Ilreckon, I've noticed you posting a lot today about the downside of your 29 year marriage, and the failings of your wife. It's the first time you've really talked about this. I think there could be two things happening here, and I'm not sure which is the case.
Either, the separation is causing you to see what your marriage was truly like for the first time. It's making you realize it wasn't the rose tinted relationship you thought it was since d day.
I come to the realization that my affair has no justification, excuse, or right. It was wrong, period. I have been told by my BS in recent months, our pastor, and counselor, "Don't compare your situation with other couples." What happens with them is their situation, so I believe I am not comparing our process with other couples process. I am simply looking for hope, "How-To...", and testimonies of what other couples have experienced and done in their reconciliation process so that I can apply it to my situation but it seems that the only thing that is working is give your BS space.
Or you're angry. Really angry she hasn't taken your offer of reconciliation up. And this is then making you try to justify your affair by shifting the way you look at your marriage. A similar thing that cheating spouses do in the affair fog to justify their actions, except in this case you're justifying your anger.

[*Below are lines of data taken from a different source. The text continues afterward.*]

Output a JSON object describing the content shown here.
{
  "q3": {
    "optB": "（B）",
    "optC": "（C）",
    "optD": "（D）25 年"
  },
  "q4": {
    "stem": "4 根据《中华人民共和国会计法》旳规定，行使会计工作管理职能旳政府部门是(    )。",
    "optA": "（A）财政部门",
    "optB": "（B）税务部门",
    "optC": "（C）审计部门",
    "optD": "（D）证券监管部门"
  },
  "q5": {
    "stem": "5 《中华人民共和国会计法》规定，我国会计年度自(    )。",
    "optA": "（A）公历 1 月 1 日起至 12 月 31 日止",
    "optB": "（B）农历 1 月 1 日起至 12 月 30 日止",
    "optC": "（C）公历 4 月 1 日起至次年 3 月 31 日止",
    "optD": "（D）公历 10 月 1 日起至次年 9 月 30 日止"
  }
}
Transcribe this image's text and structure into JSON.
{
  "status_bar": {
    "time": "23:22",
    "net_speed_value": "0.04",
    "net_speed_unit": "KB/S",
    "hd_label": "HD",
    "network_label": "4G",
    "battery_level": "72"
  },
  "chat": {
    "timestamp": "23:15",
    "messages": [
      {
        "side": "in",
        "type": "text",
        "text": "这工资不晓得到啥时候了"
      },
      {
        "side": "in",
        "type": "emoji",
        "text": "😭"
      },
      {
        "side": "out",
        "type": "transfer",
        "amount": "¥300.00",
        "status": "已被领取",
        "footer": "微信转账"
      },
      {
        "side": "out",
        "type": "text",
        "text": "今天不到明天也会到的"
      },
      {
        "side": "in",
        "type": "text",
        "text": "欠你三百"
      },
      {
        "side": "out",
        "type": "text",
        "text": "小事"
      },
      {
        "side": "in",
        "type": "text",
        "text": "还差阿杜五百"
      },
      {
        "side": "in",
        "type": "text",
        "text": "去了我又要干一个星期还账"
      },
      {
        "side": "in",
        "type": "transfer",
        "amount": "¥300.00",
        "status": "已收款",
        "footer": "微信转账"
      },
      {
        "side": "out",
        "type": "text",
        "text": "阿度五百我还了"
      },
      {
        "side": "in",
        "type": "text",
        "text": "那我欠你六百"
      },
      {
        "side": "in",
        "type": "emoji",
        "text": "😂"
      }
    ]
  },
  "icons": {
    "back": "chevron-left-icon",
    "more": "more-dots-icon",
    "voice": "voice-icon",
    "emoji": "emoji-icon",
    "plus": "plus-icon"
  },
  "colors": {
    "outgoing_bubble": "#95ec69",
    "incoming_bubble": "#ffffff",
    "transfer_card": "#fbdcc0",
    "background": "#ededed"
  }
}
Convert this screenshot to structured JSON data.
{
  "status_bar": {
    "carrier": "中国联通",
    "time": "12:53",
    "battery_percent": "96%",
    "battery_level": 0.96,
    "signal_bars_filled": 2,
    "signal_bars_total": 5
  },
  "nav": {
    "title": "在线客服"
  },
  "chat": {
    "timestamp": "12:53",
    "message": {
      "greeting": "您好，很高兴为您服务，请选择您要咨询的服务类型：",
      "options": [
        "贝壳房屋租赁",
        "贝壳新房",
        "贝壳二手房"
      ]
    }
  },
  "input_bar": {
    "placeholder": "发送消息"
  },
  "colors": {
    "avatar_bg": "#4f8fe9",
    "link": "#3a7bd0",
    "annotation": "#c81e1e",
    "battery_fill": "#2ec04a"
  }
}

I would not say angry, but frustrated because almost everything I do is rejected but not "thrown in my face". Example: I think I mentioned this above, while on vacation, we talked, we joked, we laughed, we teased, we even sat next to each other many times at dinner functions. Then when we were alone, let's say for a breakfast at the hotel we stayed at, her whole demeanor was 180' different. Another time we were shopping and she helped me choose clothes out, said I looked good in a particular shirt and or pants. Even while shopping, she saw that my arm was peeing from a previous sunburn and she wiped away the dead skin with her own hands with care but when alone, again a 180' difference. Angry, no, frustrated, yes.
I don't know which one it is, but my advice on each case would be different. If it was the first (your marriage was truly bad) then you need to really think about whether you want this marriage. Your wife has demonstrated she won't take you back easily. If she ever does she will want to see real changes in you. Are you ready to do all this for a marriage that doesn't seem worth fighting for? Do you think she will make the changes she needs to given past behaviour? A marriage takes two people to make it flourish, and if only one of you is willing to work at it, it will fail.
That is where I truly have to ask myself, am I willing to work on this marriage knowing that she may never change, never take me back, or take me back but the changes she makes will not take place for a LONG time? I cannot control her nor change her, but I have control and change of me. That is worth it to me. I just have a long of work on me to do so that when she is angry at me, I exemplify a Christ like attitude of Ephesians 5:25, "Husbands, love your wives, even as Christ also loved the church, and gave himself for it.": how could anyone love someone who constantly rejects them, I don't know but the love of Christ is my example to follow. Is it worth it, I believe so. I am going to counseling, dealing with my own behaviors, feelings, and emotions. I have set boundaries that are firmly in place and cannot allow me to stray again. I she never comes around, at least what I have done in my life will honor God.